Pass a square maximum size to requestImageForAsset and use the AspectFill mode. This will get you an image that crops to fill that square no matter what its aspect ratio is.
You're asking for images by their pixel size here, and the screen size is in points. Multiply by the screen scale or your images will be pixelated. (Then again, you're asking for FastFormat, so you might get blurry images anyway.)
Why did you say synchronous? Obviously that's going to slow things way down. Moreover, saying synchronous on the main thread is absolutely forbidden!!!! Read the docs and obey them. That is the primary issue here.
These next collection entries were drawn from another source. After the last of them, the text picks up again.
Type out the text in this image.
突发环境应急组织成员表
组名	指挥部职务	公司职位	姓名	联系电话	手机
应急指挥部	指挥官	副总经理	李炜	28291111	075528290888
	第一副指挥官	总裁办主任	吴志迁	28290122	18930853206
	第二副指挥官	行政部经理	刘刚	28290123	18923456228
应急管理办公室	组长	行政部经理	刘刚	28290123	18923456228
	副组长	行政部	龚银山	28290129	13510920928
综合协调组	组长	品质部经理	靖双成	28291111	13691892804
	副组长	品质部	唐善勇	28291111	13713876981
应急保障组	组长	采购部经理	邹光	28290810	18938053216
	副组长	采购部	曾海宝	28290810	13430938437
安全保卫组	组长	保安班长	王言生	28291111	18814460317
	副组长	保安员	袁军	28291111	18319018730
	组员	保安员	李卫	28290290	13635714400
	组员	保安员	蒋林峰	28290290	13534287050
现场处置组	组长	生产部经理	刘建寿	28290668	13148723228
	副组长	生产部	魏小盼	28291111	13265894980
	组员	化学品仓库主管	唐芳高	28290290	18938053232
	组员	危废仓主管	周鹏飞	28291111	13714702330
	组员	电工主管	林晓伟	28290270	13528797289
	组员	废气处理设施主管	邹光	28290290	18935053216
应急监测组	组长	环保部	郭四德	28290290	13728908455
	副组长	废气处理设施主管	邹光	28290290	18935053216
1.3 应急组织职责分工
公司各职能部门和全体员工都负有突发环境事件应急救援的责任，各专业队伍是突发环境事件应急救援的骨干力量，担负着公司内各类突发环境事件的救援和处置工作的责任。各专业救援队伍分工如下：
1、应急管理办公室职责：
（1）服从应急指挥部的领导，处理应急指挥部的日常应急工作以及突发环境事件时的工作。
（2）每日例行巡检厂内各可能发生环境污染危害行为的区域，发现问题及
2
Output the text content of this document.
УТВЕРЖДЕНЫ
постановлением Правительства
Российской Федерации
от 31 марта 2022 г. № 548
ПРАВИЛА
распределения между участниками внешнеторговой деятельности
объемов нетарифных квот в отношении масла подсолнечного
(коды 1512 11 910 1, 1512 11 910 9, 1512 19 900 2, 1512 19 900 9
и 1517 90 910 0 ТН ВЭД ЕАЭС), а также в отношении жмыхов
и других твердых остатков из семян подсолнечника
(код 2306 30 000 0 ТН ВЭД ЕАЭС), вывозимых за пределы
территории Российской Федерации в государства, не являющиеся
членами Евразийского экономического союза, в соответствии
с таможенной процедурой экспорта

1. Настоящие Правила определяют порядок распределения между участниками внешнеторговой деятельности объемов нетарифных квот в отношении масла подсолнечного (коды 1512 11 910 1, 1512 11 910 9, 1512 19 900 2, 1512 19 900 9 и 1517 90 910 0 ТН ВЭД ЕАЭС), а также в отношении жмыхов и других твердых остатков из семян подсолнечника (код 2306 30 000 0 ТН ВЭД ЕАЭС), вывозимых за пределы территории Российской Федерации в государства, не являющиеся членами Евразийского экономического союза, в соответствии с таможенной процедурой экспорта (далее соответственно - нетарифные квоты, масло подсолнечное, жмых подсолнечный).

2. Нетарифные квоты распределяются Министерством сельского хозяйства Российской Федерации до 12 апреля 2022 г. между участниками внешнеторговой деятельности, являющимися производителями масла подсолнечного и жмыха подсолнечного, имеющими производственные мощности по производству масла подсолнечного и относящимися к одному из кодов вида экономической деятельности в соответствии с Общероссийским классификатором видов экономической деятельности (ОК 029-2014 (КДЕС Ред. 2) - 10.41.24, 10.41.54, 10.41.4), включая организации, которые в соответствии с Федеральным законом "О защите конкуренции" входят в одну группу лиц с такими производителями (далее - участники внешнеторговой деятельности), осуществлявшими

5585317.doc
There are then many other considerations. Basically you're using this call all wrong. Once you've removed the synchronous, do not process the image like that! Remember, this callback is going to be called many times as the image is provided in better and better versions. You must not do anything time-consuming here.
(Also, why are you resizing the image? If you wanted the image at a certain size, you should have asked for that size when you requested it. Let the image-fetcher do the work for you.)